Hmmm. Dr. D. watches
SportsCenter?
That’s not how I pictured him.
“I’ve called Reese three times and he won’t call me back. I don’t understand why he’s not calling me. Why isn’t he calling me?”
“Maybe he needs to focus on his body, or perhaps he can’t come to grips with the fact that his career is probably over.”
“But if his career is over,” I say, “his life with me is just beginning. He has so much to look forward to. We have so
much to look forward to … together. Why doesn’t he want me to make him feel better?”
“Because that’s not how men are,” Dr. D. states emphatically.
I drive home from therapy and know Dr. D. is right. Everything he said was right. I finally got the number to Reese’s hotel in Vail, where he is staying after his surgery, and I call. A woman answers. I knew it. Another woman. Some San Diego, Arizona, Florida slut who’s been banging him this whole time. He never loved me. He never cared. And here she was, the proof.
I stumble with hello, but not before managing to blurt, “Who the hell is this?”
“This is Peggy Callahan, Reese’s mother.”
Embarrassed, I hang up.
Reese never called me from Vail or when he got home. The sad part is I can’t even be mad … because his life is so shitty. Minutes seem like hours, hours like days, days like fall turning to winter. I can’t eat and neither can Sam. I can’t sleep. I’ve managed to unpack every box and hang every picture in my new house, hoping it will both ease my pup’s mind as well as keep me occupied. I can’t stop watching bad TV. Poop bag in hand, I take Sam on a short, slow walk as he wants to get out but doesn’t seem to have the energy. As we meander along the ocean, my cell phone rings. It’s Reese on the caller ID. Two long weeks have gone by. TWO WEEKS, and now he calls.
“Hi,” I say. “How are you?” As if nothing’s happened and my heart hasn’t been breaking!
“I’ve been better. I’m sorry I never called you.”
“That’s okay I understand.” Even though I didn’t. “Where are you?”
“At home in Phoenix.”
“I miss you.”
“I miss you, too, Em. But I’ve really had to do some thinking these last couple of weeks and, well, I need to concentrate on getting healthy right now.”
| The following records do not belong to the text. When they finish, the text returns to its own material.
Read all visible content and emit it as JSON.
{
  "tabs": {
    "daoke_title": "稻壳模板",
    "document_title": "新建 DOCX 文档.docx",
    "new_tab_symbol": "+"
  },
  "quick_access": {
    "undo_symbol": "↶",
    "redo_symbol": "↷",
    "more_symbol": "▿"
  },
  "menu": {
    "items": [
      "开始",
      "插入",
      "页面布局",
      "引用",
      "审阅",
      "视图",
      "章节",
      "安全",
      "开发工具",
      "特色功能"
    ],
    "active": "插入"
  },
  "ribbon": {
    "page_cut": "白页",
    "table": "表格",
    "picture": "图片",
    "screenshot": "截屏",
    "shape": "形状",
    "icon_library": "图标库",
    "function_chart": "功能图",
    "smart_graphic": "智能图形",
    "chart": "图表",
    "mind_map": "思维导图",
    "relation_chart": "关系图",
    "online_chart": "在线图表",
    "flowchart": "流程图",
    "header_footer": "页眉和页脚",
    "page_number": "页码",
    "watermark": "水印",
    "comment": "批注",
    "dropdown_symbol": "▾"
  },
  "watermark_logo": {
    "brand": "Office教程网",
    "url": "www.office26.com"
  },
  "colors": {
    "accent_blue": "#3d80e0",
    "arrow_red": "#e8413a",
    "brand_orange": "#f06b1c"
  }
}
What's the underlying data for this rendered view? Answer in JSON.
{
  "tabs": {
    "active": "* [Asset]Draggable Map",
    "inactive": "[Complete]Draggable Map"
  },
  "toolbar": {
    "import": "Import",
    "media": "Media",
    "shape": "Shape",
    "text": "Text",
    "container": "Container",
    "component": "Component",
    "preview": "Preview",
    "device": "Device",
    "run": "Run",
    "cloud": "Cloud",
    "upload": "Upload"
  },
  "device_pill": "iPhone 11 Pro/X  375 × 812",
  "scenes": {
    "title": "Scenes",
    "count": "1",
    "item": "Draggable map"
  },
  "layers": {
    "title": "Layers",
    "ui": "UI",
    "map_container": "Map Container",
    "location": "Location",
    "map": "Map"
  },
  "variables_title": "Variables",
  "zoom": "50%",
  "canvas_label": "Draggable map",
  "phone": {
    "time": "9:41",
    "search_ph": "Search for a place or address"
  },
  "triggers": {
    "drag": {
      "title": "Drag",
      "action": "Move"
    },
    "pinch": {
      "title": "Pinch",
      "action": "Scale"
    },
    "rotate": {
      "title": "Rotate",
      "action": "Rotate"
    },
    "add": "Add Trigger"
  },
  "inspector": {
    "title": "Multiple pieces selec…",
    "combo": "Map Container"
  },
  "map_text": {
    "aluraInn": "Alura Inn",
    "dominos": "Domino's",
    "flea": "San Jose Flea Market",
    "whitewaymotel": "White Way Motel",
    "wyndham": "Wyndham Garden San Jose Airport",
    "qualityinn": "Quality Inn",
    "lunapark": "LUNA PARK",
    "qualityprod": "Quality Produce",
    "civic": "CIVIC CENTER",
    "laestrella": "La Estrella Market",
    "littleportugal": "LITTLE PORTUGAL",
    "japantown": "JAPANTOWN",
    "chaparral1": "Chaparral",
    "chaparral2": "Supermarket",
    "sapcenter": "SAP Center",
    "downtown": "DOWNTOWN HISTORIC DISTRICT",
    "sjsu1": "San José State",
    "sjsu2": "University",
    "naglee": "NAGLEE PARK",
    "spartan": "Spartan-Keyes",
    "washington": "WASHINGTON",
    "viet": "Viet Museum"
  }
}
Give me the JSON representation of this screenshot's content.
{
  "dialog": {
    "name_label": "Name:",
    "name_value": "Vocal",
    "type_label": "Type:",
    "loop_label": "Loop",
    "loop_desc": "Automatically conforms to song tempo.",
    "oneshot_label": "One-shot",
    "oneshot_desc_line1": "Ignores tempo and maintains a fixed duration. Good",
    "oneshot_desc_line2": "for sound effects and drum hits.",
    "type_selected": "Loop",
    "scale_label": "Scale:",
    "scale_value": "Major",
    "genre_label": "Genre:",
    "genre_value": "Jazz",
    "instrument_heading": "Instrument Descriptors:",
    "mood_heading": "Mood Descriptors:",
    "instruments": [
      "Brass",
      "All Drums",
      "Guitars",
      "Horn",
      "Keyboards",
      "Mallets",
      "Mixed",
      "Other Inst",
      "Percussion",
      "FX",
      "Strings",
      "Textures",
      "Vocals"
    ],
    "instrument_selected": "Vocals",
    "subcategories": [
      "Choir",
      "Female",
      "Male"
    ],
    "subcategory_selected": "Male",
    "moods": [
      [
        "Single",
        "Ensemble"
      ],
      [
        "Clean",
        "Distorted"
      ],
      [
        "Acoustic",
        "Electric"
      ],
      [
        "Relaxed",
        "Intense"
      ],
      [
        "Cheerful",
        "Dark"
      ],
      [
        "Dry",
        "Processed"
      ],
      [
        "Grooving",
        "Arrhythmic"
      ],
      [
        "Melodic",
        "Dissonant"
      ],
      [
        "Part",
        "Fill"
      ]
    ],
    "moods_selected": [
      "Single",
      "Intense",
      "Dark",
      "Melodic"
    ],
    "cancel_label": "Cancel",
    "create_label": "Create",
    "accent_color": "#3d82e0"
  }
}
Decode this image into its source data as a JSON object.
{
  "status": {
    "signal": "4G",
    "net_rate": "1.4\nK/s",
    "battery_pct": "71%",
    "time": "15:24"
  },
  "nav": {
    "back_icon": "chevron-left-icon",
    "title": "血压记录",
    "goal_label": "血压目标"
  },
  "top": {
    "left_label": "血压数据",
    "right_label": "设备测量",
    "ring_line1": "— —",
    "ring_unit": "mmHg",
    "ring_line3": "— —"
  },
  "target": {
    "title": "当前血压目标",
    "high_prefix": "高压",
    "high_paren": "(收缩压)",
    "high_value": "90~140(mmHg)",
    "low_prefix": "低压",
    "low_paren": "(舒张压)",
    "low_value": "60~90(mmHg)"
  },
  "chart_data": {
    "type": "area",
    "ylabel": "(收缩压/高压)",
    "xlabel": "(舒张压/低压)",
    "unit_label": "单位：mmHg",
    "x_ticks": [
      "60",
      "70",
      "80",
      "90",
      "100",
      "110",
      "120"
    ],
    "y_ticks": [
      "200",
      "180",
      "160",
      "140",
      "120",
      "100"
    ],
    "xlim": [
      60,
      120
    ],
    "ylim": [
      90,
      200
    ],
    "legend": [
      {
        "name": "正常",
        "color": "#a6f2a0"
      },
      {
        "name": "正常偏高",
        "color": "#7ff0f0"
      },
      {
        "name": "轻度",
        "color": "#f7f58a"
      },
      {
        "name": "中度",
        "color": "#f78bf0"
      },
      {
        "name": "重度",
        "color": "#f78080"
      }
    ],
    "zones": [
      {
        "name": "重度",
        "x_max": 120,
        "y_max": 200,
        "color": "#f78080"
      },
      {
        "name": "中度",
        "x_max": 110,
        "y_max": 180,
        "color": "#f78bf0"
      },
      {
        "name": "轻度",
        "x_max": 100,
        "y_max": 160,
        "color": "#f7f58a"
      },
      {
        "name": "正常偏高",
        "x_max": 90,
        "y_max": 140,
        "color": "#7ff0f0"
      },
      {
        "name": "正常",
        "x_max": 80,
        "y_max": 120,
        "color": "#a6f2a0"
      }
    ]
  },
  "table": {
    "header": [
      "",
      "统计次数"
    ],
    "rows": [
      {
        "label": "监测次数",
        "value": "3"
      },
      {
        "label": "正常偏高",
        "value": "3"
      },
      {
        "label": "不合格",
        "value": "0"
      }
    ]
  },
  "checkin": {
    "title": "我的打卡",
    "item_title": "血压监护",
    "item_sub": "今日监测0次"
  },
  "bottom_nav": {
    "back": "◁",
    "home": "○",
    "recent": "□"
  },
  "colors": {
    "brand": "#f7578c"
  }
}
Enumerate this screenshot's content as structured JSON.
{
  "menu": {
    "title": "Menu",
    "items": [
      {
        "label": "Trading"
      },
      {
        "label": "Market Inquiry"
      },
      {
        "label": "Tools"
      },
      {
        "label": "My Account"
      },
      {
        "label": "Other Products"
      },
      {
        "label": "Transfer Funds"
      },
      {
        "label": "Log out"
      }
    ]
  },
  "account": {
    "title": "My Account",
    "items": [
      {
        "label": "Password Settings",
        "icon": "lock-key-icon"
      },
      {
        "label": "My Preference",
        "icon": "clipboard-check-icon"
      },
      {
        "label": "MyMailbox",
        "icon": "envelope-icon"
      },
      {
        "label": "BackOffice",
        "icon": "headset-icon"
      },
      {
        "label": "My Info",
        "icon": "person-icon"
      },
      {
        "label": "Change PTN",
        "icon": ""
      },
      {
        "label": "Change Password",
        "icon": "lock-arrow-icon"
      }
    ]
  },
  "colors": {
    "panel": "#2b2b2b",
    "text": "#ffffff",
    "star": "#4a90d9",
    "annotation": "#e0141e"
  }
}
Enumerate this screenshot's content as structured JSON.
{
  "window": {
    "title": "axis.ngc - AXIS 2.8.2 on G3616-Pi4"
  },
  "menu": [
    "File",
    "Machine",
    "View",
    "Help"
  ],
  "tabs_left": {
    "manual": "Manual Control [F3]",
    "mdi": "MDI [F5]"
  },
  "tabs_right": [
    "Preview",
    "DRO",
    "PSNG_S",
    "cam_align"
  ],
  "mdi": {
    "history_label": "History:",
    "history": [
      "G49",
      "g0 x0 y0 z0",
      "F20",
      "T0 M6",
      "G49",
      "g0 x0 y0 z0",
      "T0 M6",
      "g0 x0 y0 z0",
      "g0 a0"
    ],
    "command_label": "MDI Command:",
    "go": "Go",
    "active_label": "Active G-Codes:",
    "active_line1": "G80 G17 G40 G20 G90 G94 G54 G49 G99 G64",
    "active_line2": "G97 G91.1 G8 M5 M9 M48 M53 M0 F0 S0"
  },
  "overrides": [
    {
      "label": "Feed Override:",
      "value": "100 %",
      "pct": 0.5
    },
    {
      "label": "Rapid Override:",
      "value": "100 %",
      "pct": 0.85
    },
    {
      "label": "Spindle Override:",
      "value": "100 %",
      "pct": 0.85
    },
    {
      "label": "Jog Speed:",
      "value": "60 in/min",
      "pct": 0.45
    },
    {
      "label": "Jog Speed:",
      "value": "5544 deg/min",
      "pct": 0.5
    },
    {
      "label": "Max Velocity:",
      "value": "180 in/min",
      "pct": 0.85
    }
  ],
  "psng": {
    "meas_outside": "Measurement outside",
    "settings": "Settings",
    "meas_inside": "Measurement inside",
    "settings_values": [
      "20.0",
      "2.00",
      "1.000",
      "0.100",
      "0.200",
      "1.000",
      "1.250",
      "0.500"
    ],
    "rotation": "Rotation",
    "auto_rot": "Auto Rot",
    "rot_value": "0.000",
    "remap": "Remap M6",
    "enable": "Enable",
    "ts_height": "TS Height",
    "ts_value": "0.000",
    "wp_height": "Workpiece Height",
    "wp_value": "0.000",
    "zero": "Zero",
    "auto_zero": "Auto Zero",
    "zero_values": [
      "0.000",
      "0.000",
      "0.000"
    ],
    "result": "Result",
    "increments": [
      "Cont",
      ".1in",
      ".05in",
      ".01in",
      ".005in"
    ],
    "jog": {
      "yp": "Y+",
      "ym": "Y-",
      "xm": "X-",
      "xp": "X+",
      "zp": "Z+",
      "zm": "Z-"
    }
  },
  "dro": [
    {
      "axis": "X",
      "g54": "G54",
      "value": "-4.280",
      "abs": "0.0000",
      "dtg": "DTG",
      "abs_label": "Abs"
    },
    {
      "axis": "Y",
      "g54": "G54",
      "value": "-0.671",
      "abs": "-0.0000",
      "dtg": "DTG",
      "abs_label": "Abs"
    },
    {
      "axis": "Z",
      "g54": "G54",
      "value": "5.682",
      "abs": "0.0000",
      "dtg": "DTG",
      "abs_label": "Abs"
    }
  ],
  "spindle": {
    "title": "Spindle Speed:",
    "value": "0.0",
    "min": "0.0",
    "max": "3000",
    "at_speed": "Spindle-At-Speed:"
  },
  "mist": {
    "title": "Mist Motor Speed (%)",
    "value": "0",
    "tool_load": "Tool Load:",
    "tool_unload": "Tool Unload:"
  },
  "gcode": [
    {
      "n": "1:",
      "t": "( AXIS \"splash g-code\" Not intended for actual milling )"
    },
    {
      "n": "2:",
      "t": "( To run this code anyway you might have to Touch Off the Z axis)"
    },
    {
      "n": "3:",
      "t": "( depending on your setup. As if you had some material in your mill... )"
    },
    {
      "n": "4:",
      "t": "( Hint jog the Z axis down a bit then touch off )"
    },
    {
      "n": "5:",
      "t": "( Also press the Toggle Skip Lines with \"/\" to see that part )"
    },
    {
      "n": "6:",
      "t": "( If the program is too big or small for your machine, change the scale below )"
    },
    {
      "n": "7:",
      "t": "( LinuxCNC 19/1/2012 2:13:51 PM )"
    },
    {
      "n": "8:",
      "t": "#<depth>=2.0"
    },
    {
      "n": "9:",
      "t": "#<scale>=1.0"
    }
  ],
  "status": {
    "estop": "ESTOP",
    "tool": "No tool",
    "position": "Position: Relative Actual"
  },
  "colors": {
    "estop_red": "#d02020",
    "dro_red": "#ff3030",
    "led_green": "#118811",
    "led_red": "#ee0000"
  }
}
“But I can help you,” I say.
“I have my family here. I have doctors here. I just need …”
“I don’t understand why you don’t want me there and I don’t understand why you didn’t call me. I …I … I love you. What’s happening to us?”
“Just give me some time.”
I sit down on the beach and look up at the full moon with the waves breaking below and Sam by my side. I sit there and imagine what the moment would feel like if Reese were here.
I feel empty. Spent. Worn out by all of it.
It’s been thirty-six days since I have seen my man. His baseball season is over and I want my goddamned boyfriend back! Who is this new guy? His voice is different. His caring is gone. His ability to be anything remotely close to in a relationship is unfathomable.
I sit with Dr. D. and wonder how we’ve hit the wall on a turn at 185 miles per hour. Unloading all of the irrational, angry things I feel and want to say in this small twelve-by-twelve room.